One may speculate why the dimension of the round microchannel with an inner diameter of 300 μm was used. Typical RBC aggregometers have similar dimensions for their present channel gap. For instance, the LORCA has a 300 μm gap in concentric annulus. Myrenne aggregometer has an approximately 70 μm gap in a cone-plate geometry, which may limit the formation of normal 3D aggregates.

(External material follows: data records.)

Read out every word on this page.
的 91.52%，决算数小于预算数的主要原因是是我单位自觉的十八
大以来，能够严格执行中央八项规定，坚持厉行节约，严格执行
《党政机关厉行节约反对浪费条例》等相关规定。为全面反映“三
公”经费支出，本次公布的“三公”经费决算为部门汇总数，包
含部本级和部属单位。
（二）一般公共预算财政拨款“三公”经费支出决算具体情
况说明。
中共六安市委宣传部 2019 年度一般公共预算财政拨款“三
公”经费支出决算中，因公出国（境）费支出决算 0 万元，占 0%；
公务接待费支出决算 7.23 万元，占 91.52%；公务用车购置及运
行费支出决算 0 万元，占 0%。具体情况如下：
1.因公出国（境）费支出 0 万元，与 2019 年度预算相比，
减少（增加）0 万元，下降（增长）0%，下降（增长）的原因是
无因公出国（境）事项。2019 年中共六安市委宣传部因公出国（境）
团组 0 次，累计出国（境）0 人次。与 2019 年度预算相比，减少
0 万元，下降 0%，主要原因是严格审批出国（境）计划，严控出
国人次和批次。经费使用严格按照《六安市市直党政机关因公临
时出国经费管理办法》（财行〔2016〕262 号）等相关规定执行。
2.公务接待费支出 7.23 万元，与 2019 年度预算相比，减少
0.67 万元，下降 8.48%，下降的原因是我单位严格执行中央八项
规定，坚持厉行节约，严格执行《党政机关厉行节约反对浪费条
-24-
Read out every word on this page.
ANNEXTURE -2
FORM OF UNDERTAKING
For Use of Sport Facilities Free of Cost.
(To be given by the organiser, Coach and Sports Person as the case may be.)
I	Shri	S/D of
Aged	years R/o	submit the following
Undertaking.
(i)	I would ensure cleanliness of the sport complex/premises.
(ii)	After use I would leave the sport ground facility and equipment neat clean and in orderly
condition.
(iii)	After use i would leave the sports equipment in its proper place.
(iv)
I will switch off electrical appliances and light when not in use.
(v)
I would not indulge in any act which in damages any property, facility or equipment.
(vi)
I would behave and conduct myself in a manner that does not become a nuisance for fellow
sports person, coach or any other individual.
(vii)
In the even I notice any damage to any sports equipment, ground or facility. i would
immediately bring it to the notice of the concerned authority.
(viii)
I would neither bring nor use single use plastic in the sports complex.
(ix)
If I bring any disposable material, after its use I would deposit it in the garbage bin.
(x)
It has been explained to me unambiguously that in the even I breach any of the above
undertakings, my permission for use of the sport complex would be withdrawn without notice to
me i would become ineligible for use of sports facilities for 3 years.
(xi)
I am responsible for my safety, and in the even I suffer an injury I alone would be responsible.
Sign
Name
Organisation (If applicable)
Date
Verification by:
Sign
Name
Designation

We have found a new qualitative measure of red blood cell aggregation, directly measured through a SD of the velocity power spectrum. The new qualitative index function can provide information matching the in vivo microvascular blood flow with shear rates of 40–60 s−1 and is of nonsignificant hematocrit dependence. However, for practical use, a quantitative model relating the SD to the aggregate size is needed. A wide range of aggregation schemes are possible for RBCs (e.g., diffusion limited aggregation or rouleaux patterns) and understanding their impact on velocity fluctuations is very challenging. Furthermore, as known, the Doppler frequency shift depends on the Doppler angle between the probe and flow directions and would vary during in vivo measurements. However, it was demonstrated that variance imaging is less sensitive to the Doppler angle during in vitro and in vivo measurements in our previous results.30,38 Nevertheless, we currently aim to develop an optical-microfluidic rheometry with a fixed Doppler angle for in vitro routine medical test. Although the variance of Doppler frequency spectrum is less sensitive to the Doppler angle, the studies on the possible effects on in vivo measurements are under way. Except for the possible effects of the Doppler angle, the phase instability caused by bulk-motion artifacts and optical heterogeneity are also the limitations for in vivo use. A technique to be established using the new index to quantitate RBC aggregation either for in vitro or in vivo measurements requires further studies.

Conclusions

We proposed SD-D-OCT technique to qualitatively measure RBC aggregation with high sensitivity and reproducibility. The SD of Doppler frequency spectrum of RBCs in flowing blood was validated as a new RBC aggregation index, which was independent of blood hematocrit. Clear evidence of correlation between the SD value of Doppler frequency spectrum and RBC aggregation induced by dextran and fibrinogen which is similar to in vivo blood flow was demonstrated.